8-04 Actions à bas prix

Les penny stocks sont souvent populaires auprès des investisseurs plus récents et plus modestes. Ces placements sont classiquement définis comme toute action cotée à moins de 5,00 $, négociée en dehors des principales bourses, et souvent échangée sur le marché OTCBB (Over-the-Counter Bulletin Board) ou sur les « Pink Sheets ». Ces dernières années, les appellations « nano caps », « micro caps » et « small caps » sont également devenues populaires pour désigner les penny stocks.

Les actions OTCBB sont proposées sur le marché NASD et doivent déposer des états financiers auprès de la SEC ; leurs codes boursiers se terminent généralement par « .OB ». Comme il n’existe aucune exigence d’admission à la cote, les entreprises sont très petites en termes de chiffre d’affaires et d’actifs, et les prix sont généralement très volatils. Les volumes sont habituellement très faibles, ce qui crée par conséquent un large écart entre l’offre et la demande. Le niveau suivant le plus bas d’actions cotées en bourse est appelé « Pink Sheets » et est coté par le National Quotation Bureau. Ces codes boursiers se terminent généralement par « .PK », et les entreprises concernées sont en général encore plus petites que celles des actions OTCBB.

Les actions Pink Sheet étaient autrefois imprimées sur des feuilles de papier roses qui étaient distribuées chaque matin dans les bureaux de courtage, d’où leur nom coloré. Parfois, ces actions n’ont même pas besoin de déposer des états financiers auprès de la SEC — alors méfiez-vous lorsque vous recevez des e-mails d’inconnus qui font la promotion d’actions Pink Sheet !

Aux États-Unis, la catégorie des penny stocks n’est pas déterminée par la « capitalisation boursière » (nombre d’actions en circulation multiplié par le prix de l’action), mais par le cours de l’action. Au Royaume-Uni, en revanche, les penny shares désignent souvent des valeurs à petite capitalisation (entreprises de moins de 100 millions de livres sterling) ainsi que leur faible prix.

Schémas de gonflement et de largage

Le plus gros problème avec les penny stocks, c’est qu’en raison de leur faible prix et de leurs faibles volumes d’échanges, elles peuvent faire l’objet de manipulations de marché par des criminels qui montent des schémas de « pump and dump ». Voici comment l’escroquerie fonctionne : une entreprise ou un individu diffuse des informations trompeuses, voire totalement fictives, sur une société dont il détient des actions.

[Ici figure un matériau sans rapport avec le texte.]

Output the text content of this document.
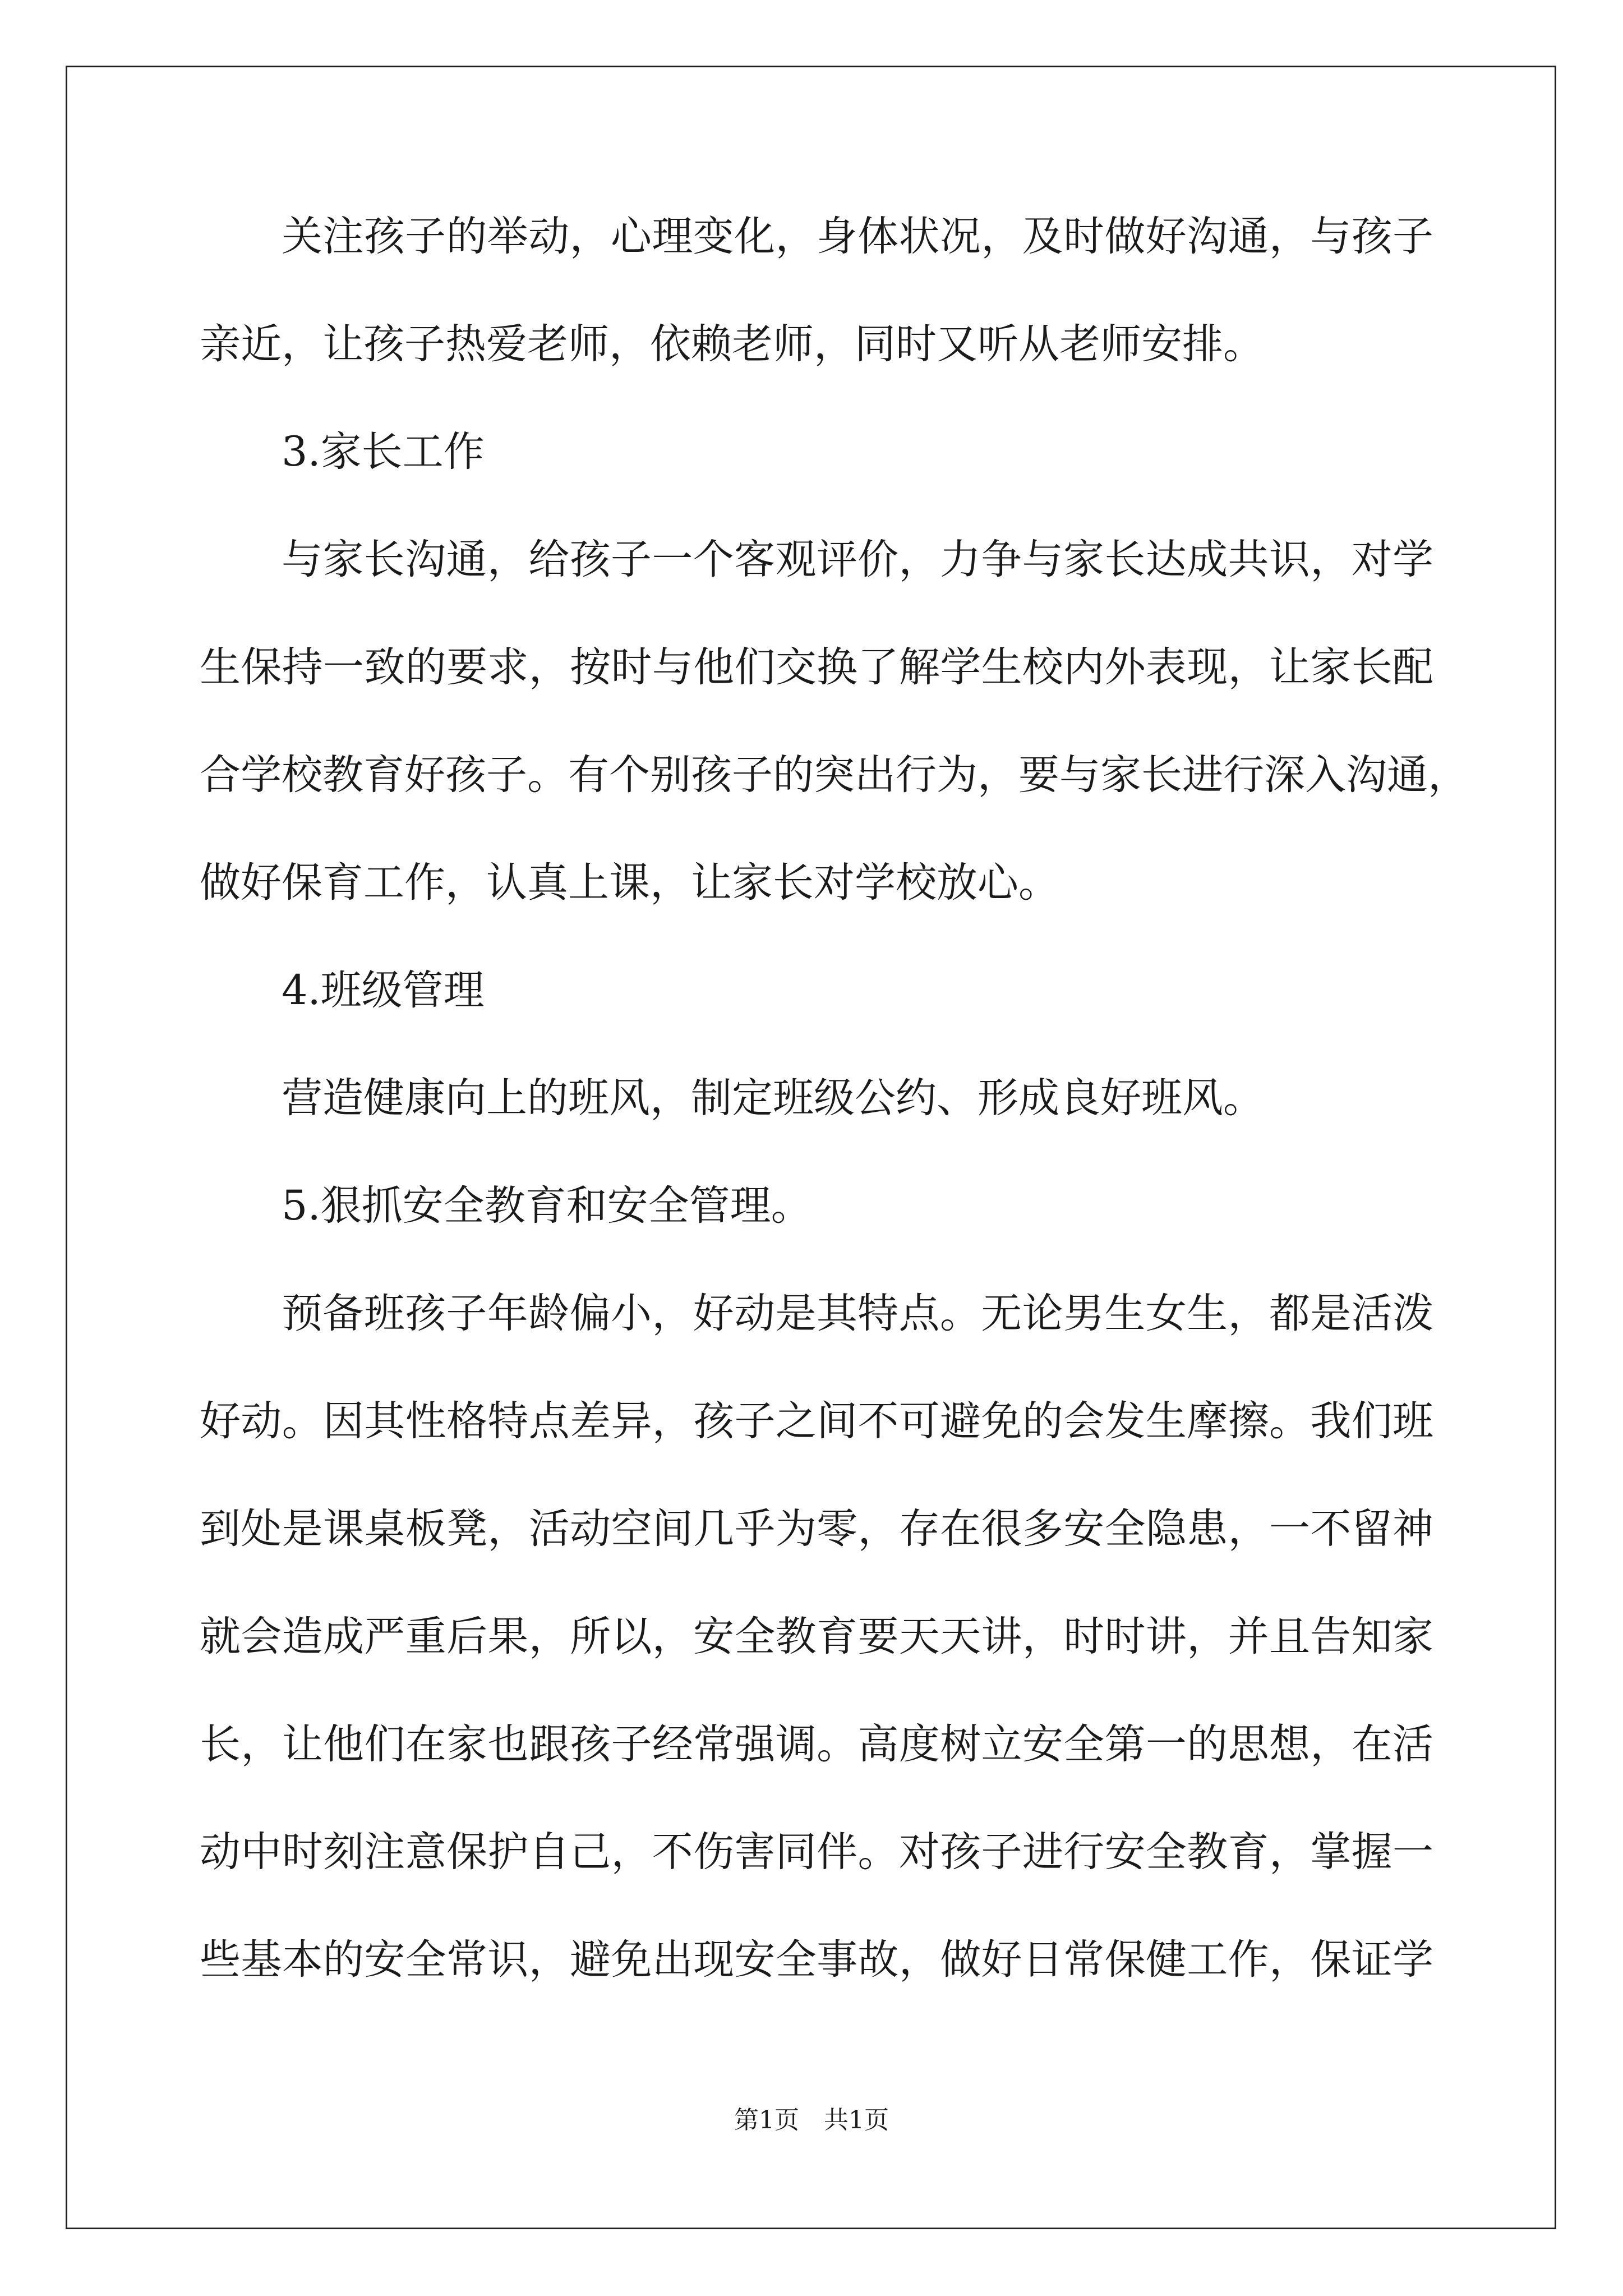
关注孩子的举动，心理变化，身体状况，及时做好沟通，与孩子
亲近，让孩子热爱老师，依赖老师，同时又听从老师安排。
3.家长工作
与家长沟通，给孩子一个客观评价，力争与家长达成共识，对学
生保持一致的要求，按时与他们交换了解学生校内外表现，让家长配
合学校教育好孩子。有个别孩子的突出行为，要与家长进行深入沟通，
做好保育工作，认真上课，让家长对学校放心。
4.班级管理
营造健康向上的班风，制定班级公约、形成良好班风。
5.狠抓安全教育和安全管理。
预备班孩子年龄偏小，好动是其特点。无论男生女生，都是活泼
好动。因其性格特点差异，孩子之间不可避免的会发生摩擦。我们班
到处是课桌板凳，活动空间几乎为零，存在很多安全隐患，一不留神
就会造成严重后果，所以，安全教育要天天讲，时时讲，并且告知家
长，让他们在家也跟孩子经常强调。高度树立安全第一的思想，在活
动中时刻注意保护自己，不伤害同伴。对孩子进行安全教育，掌握一
些基本的安全常识，避免出现安全事故，做好日常保健工作，保证学
第1页　共1页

En général, ces schémas de pump and dump publient un faux communiqué de presse annonçant un « produit révolutionnaire » bientôt lancé par une entreprise, ou diffusent une rumeur mensongère sur une société dans un forum Internet populaire consacré aux marchés boursiers.

Puis, lorsqu’un public peu méfiant — qui croit tout ce qu’il lit — commence à acheter quelques milliers d’actions, au cas où l’histoire serait vraie, le titre grimpe jusqu’à 1,00 $, et les propriétaires initiaux qui ont diffusé les fausses informations commencent à vendre leurs actions dans la hausse. À terme, l’effet de gonflement et les achats se dissipent, puis le prix retombe exactement à son niveau d’origine, voire plus bas encore. Le public qui a acheté les actions se retrouve avec d’énormes pertes, tandis que les escrocs du pump and dump ont réalisé un beau pactole.

La Securities and Exchange Commission, aux États-Unis, surveille en permanence ces arnaques et elles sont hautement illégales, mais elles existent toujours.

Les penny stocks avec des histoires séduisantes sont tentantes pour y jeter de l’argent. Après tout, ne voudriez-vous pas posséder 50 000 actions d’un titre à 2 cents qui grimpe à 50 cents lorsqu’ils décrochent leur premier contrat avec Microsoft ou lorsque leur médicament est approuvé par la FDA ? Cela transformerait votre investissement de 1 000 $ en un investissement rapide de 25 000 $ ! La vérité, c’est qu’un titre à 2 cents est coté à 2 cents parce qu’il ne vaut probablement presque rien. Mais, comme le dit l’adage, un sot naît chaque minute, et ces sots continuent d’espérer, ce qui fait monter l’action. Retenez cette vieille expression latine : Caveat Emptor = Acheteur, méfiez-vous !

Un investisseur qui a littéralement gagné des millions en démantelant des schémas de « pump and dump » sur des penny stocks est Timothy Sykes. Adolescent, il a transformé 10 000 $ en son premier million de dollars en repérant puis en vendant à découvert ces schémas de pump and dump.